The SRTT developed by Nissen and Bullemer (1987) is one of the most widely used tasks to study the implicit sequence learning in experimental research. In this task, participants are presented with successive visual stimuli that appear at different screen locations, to which they are asked to respond by pressing spatially corresponding keys. Initially, the stimuli are presented in a random order, but at some point in time, and unknown to the participants, they are presented in a fixed sequence. After several fixed-sequence blocks, the fixed sequence switches to a random stimulus order, to test whether sequence learning has occurred in the preceding trial blocks. An increase in reaction time after this switch reflects sequence-specific learning. Two studies in which the SRTT was administered to patients with Korsakoff’s syndrome showed that implicit learning was intact in these patients (Nissen and Bullemer 1987; Nissen et al. 1989). In contrast, a study using a different implicit motor learning task, a maze task, found implicit learning to be impaired in patients with Korsakoff’s syndrome (Nissen et al. 1989). This suggests that implicit learning may be task dependent. The SRTT is an implicit learning task in which sequences of four different finger responses are learned, resembling learning to type frequently used words. In this task, actions vary little and responses are differentiated by only four spatial locations. The SRTT shows little spatial variation regarding the nature of the response (pushing a button with one finger); the responses are four different finger movements.

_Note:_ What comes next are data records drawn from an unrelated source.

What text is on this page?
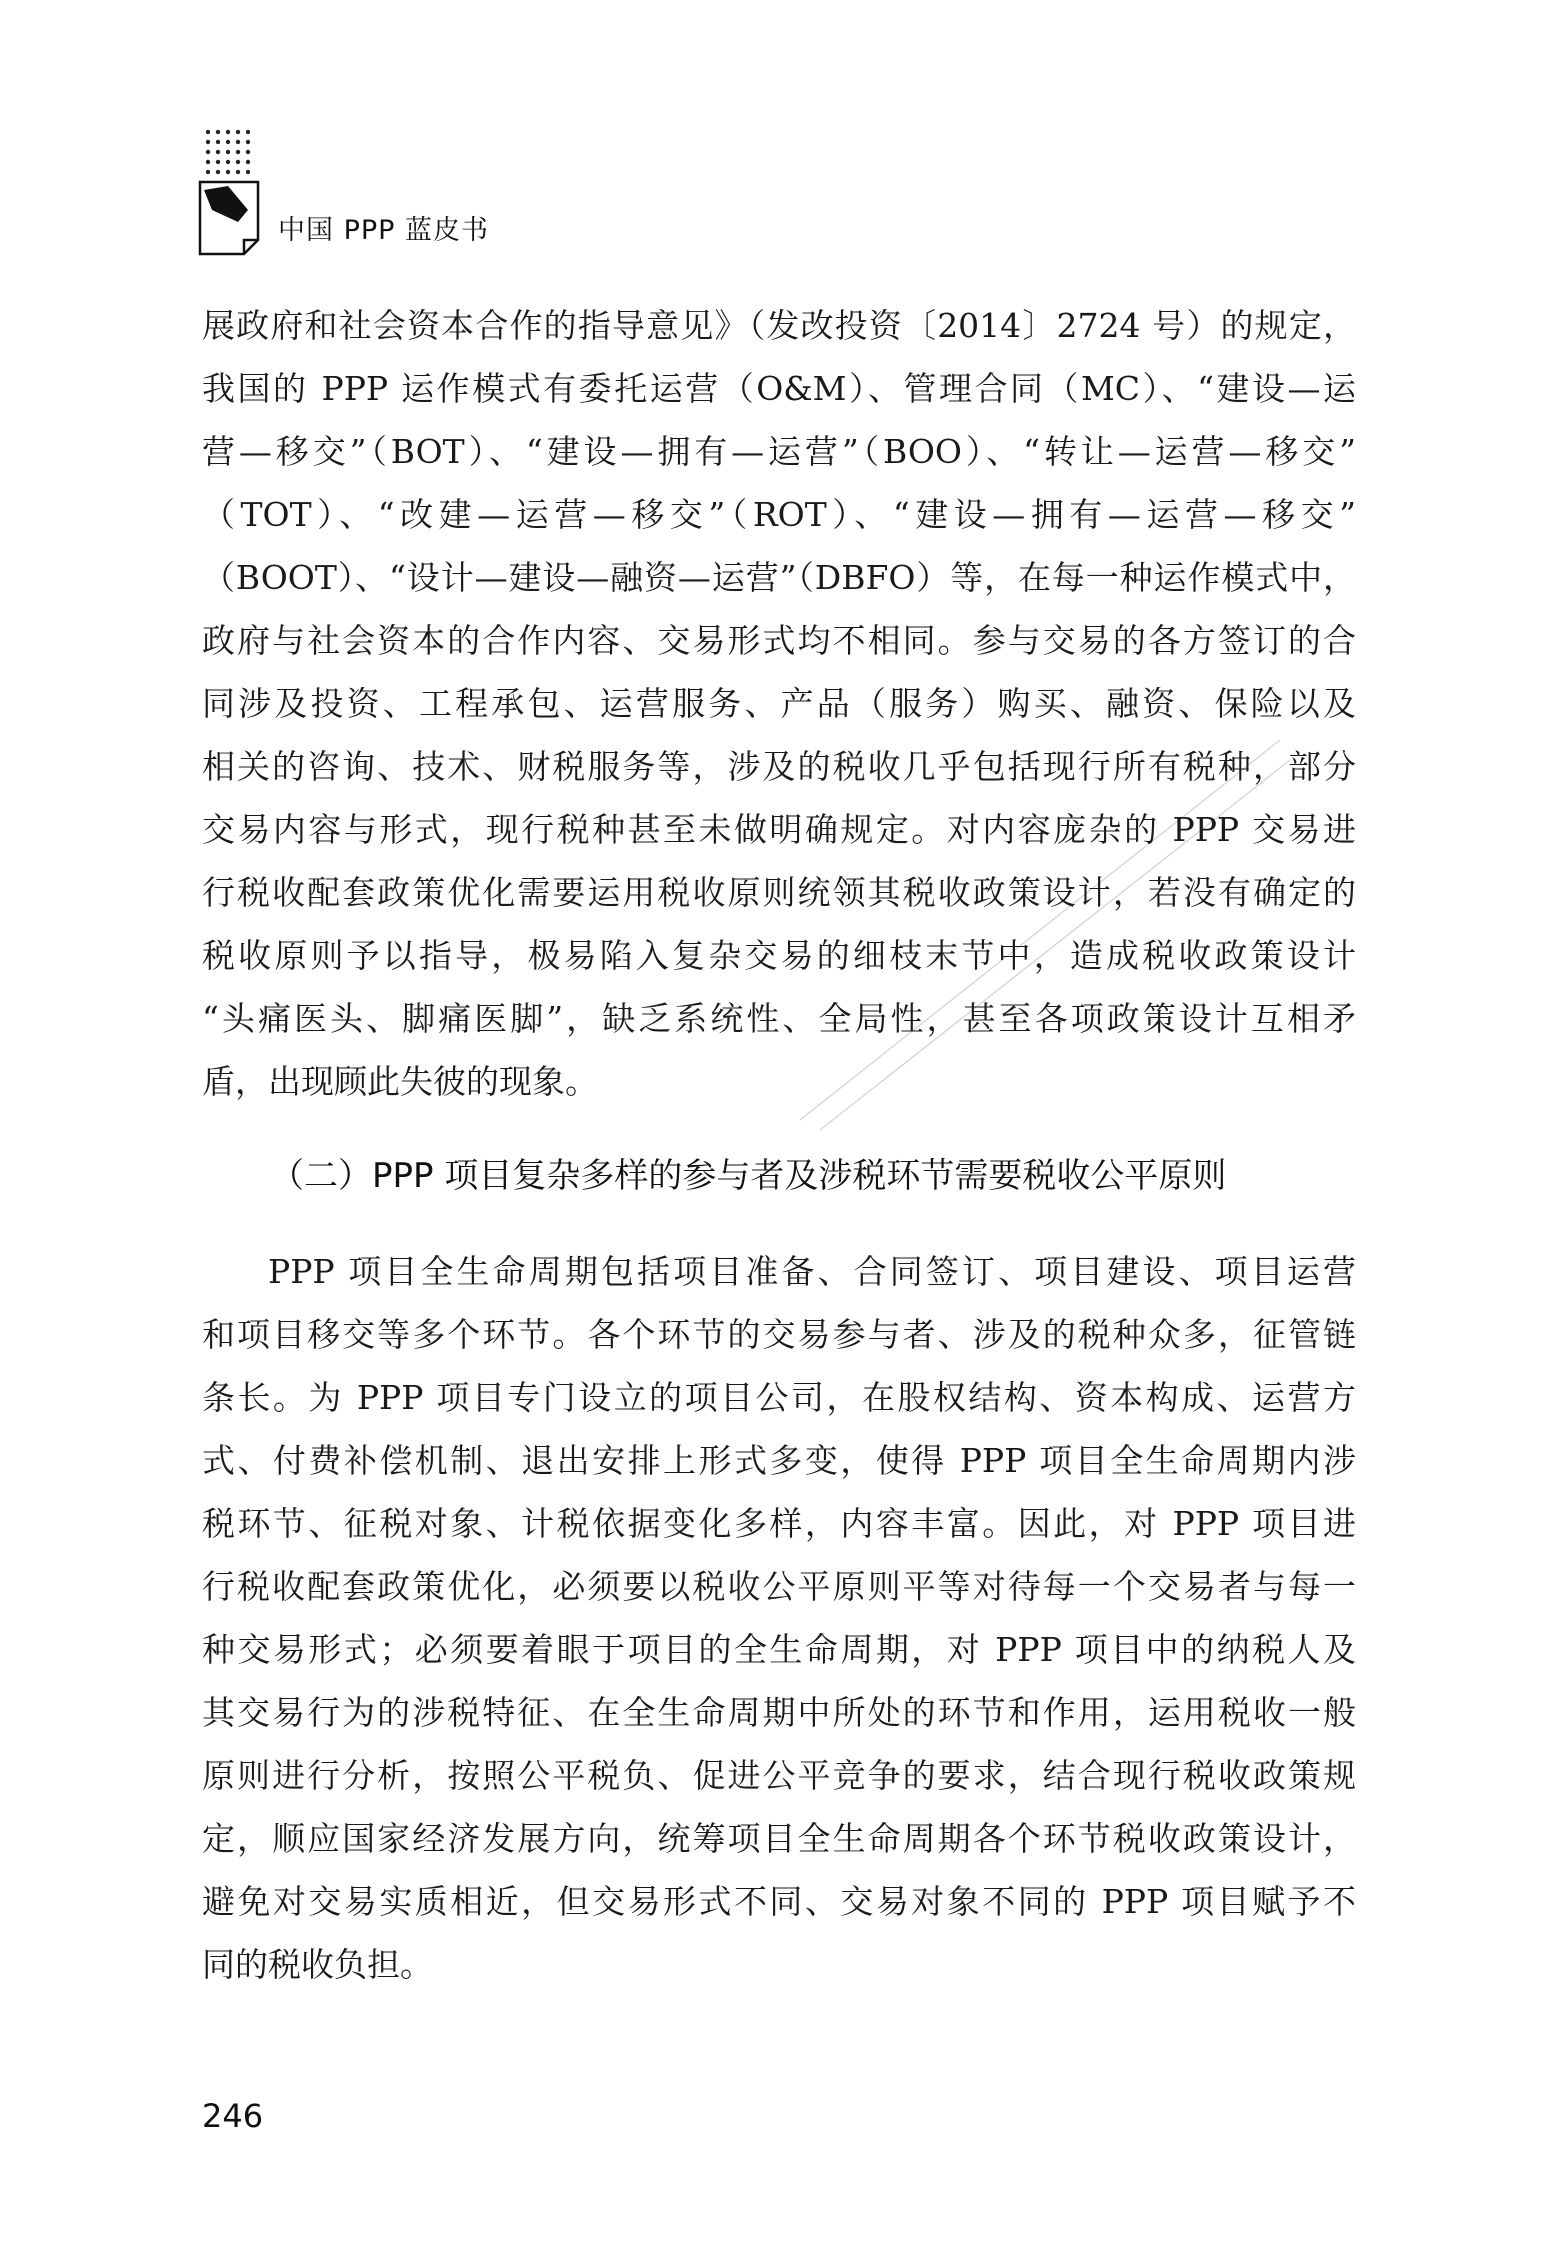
中国 PPP 蓝皮书
展政府和社会资本合作的指导意见》（发改投资〔2014〕2724 号）的规定，
我国的 PPP 运作模式有委托运营（O&M）、管理合同（MC）、“建设—运
营—移交”（BOT）、“建设—拥有—运营”（BOO）、“转让—运营—移交”
（TOT）、“改建—运营—移交”（ROT）、“建设—拥有—运营—移交”
（BOOT）、“设计—建设—融资—运营”（DBFO）等，在每一种运作模式中，
政府与社会资本的合作内容、交易形式均不相同。参与交易的各方签订的合
同涉及投资、工程承包、运营服务、产品（服务）购买、融资、保险以及
相关的咨询、技术、财税服务等，涉及的税收几乎包括现行所有税种，部分
交易内容与形式，现行税种甚至未做明确规定。对内容庞杂的 PPP 交易进
行税收配套政策优化需要运用税收原则统领其税收政策设计，若没有确定的
税收原则予以指导，极易陷入复杂交易的细枝末节中，造成税收政策设计
“头痛医头、脚痛医脚”，缺乏系统性、全局性，甚至各项政策设计互相矛
盾，出现顾此失彼的现象。
（二）PPP 项目复杂多样的参与者及涉税环节需要税收公平原则
PPP 项目全生命周期包括项目准备、合同签订、项目建设、项目运营
和项目移交等多个环节。各个环节的交易参与者、涉及的税种众多，征管链
条长。为 PPP 项目专门设立的项目公司，在股权结构、资本构成、运营方
式、付费补偿机制、退出安排上形式多变，使得 PPP 项目全生命周期内涉
税环节、征税对象、计税依据变化多样，内容丰富。因此，对 PPP 项目进
行税收配套政策优化，必须要以税收公平原则平等对待每一个交易者与每一
种交易形式；必须要着眼于项目的全生命周期，对 PPP 项目中的纳税人及
其交易行为的涉税特征、在全生命周期中所处的环节和作用，运用税收一般
原则进行分析，按照公平税负、促进公平竞争的要求，结合现行税收政策规
定，顺应国家经济发展方向，统筹项目全生命周期各个环节税收政策设计，
避免对交易实质相近，但交易形式不同、交易对象不同的 PPP 项目赋予不
同的税收负担。
246
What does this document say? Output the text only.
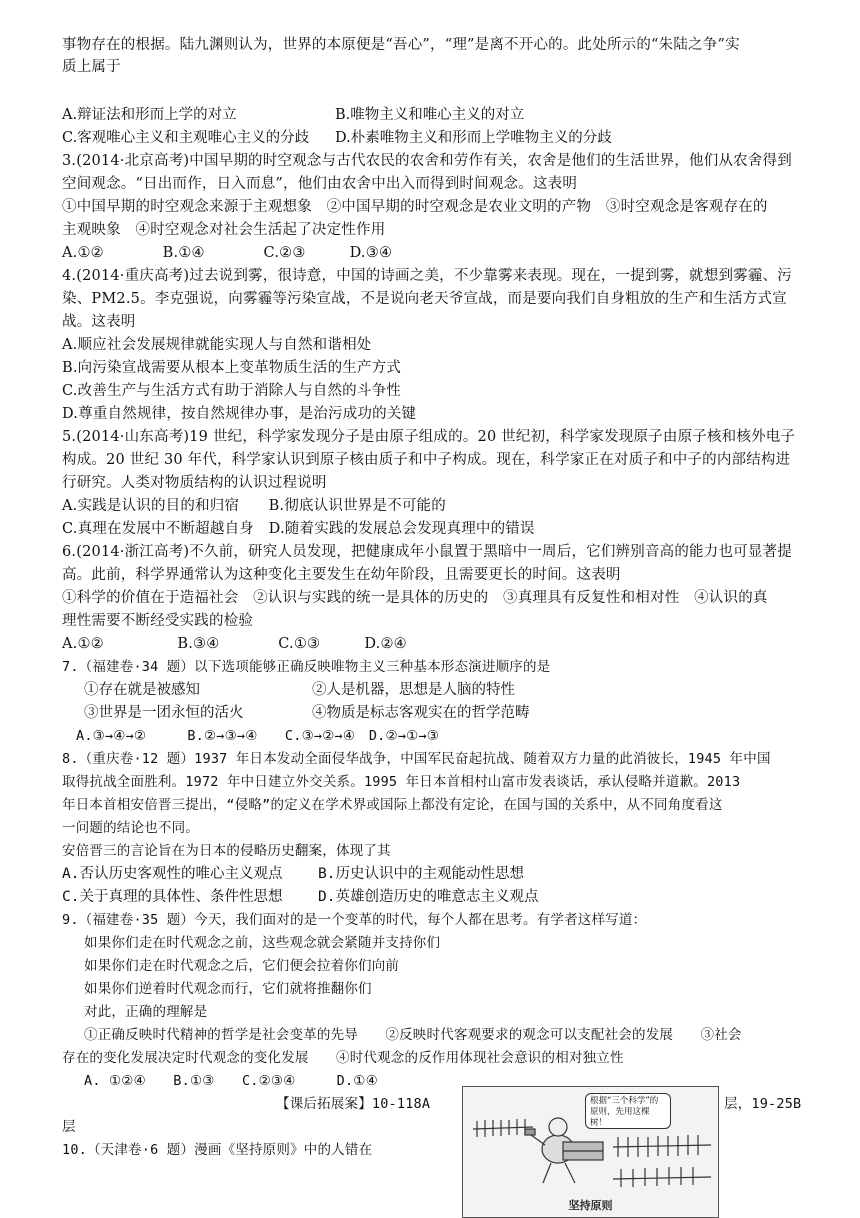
事物存在的根据。陆九渊则认为，世界的本原便是“吾心”，“理”是离不开心的。此处所示的“朱陆之争”实
质上属于
A.辩证法和形而上学的对立	B.唯物主义和唯心主义的对立
C.客观唯心主义和主观唯心主义的分歧 D.朴素唯物主义和形而上学唯物主义的分歧
3.(2014·北京高考)中国早期的时空观念与古代农民的农舍和劳作有关，农舍是他们的生活世界，他们从农舍得到
空间观念。“日出而作，日入而息”，他们由农舍中出入而得到时间观念。这表明
①中国早期的时空观念来源于主观想象　②中国早期的时空观念是农业文明的产物　③时空观念是客观存在的
主观映象　④时空观念对社会生活起了决定性作用
A.①②　　　　B.①④　　　　C.②③　　　D.③④
4.(2014·重庆高考)过去说到雾，很诗意，中国的诗画之美，不少靠雾来表现。现在，一提到雾，就想到雾霾、污
染、PM2.5。李克强说，向雾霾等污染宣战，不是说向老天爷宣战，而是要向我们自身粗放的生产和生活方式宣
战。这表明
A.顺应社会发展规律就能实现人与自然和谐相处
B.向污染宣战需要从根本上变革物质生活的生产方式
C.改善生产与生活方式有助于消除人与自然的斗争性
D.尊重自然规律，按自然规律办事，是治污成功的关键
5.(2014·山东高考)19 世纪，科学家发现分子是由原子组成的。20 世纪初，科学家发现原子由原子核和核外电子
构成。20 世纪 30 年代，科学家认识到原子核由质子和中子构成。现在，科学家正在对质子和中子的内部结构进
行研究。人类对物质结构的认识过程说明
A.实践是认识的目的和归宿　　B.彻底认识世界是不可能的
C.真理在发展中不断超越自身　D.随着实践的发展总会发现真理中的错误
6.(2014·浙江高考)不久前，研究人员发现，把健康成年小鼠置于黑暗中一周后，它们辨别音高的能力也可显著提
高。此前，科学界通常认为这种变化主要发生在幼年阶段，且需要更长的时间。这表明
①科学的价值在于造福社会　②认识与实践的统一是具体的历史的　③真理具有反复性和相对性　④认识的真
理性需要不断经受实践的检验
A.①②　　　　　B.③④　　　　C.①③　　　D.②④
7.（福建卷·34 题）以下选项能够正确反映唯物主义三种基本形态演进顺序的是
①存在就是被感知	②人是机器，思想是人脑的特性
③世界是一团永恒的活火	④物质是标志客观实在的哲学范畴
A.③→④→②　　　B.②→③→④　　C.③→②→④　D.②→①→③
8.（重庆卷·12 题）1937 年日本发动全面侵华战争，中国军民奋起抗战、随着双方力量的此消彼长，1945 年中国
取得抗战全面胜利。1972 年中日建立外交关系。1995 年日本首相村山富市发表谈话，承认侵略并道歉。2013
年日本首相安倍晋三提出，“侵略”的定义在学术界或国际上都没有定论，在国与国的关系中，从不同角度看这
一问题的结论也不同。
安倍晋三的言论旨在为日本的侵略历史翻案，体现了其
A.否认历史客观性的唯心主义观点 B.历史认识中的主观能动性思想
C.关于真理的具体性、条件性思想 D.英雄创造历史的唯意志主义观点
9.（福建卷·35 题）今天，我们面对的是一个变革的时代，每个人都在思考。有学者这样写道：
如果你们走在时代观念之前，这些观念就会紧随并支持你们
如果你们走在时代观念之后，它们便会拉着你们向前
如果你们逆着时代观念而行，它们就将推翻你们
对此，正确的理解是
①正确反映时代精神的哲学是社会变革的先导　　②反映时代客观要求的观念可以支配社会的发展　　③社会
存在的变化发展决定时代观念的变化发展　　④时代观念的反作用体现社会意识的相对独立性
A. ①②④　　B.①③　　C.②③④　　　D.①④
【课后拓展案】10-118A	层，19-25B
层
10.（天津卷·6 题）漫画《坚持原则》中的人错在
根据“三个科学”的原则，先用这棵树！
坚持原则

Spatial aspects are suggested to be important in motor learning (Witt and Willingham 2006). Witt and Willingham stated that most types of motor skills require learning a sequence of different actions. For example, maze learning involves learning to correctly manipulate an object via a series of movements into different directions, which is comparable to learning to serve in tennis. Thus, spatial aspects play a dominant role in maze learning. Also in the PLT, where a pen is moved toward different targets, spatial aspects are more involved because the pen can be moved in three possible directions toward the target, dependent on the previous target location. In particular, the planning and execution of the motor response in the PLT have a strong spatial character. Chun and Phelps (1999) earlier reported that amnesic patients had normal implicit skills learning on nonspatial tasks, but demonstrated deficits in implicit spatial learning, which suggests that it is crucial to take the spatial aspects of tasks into account.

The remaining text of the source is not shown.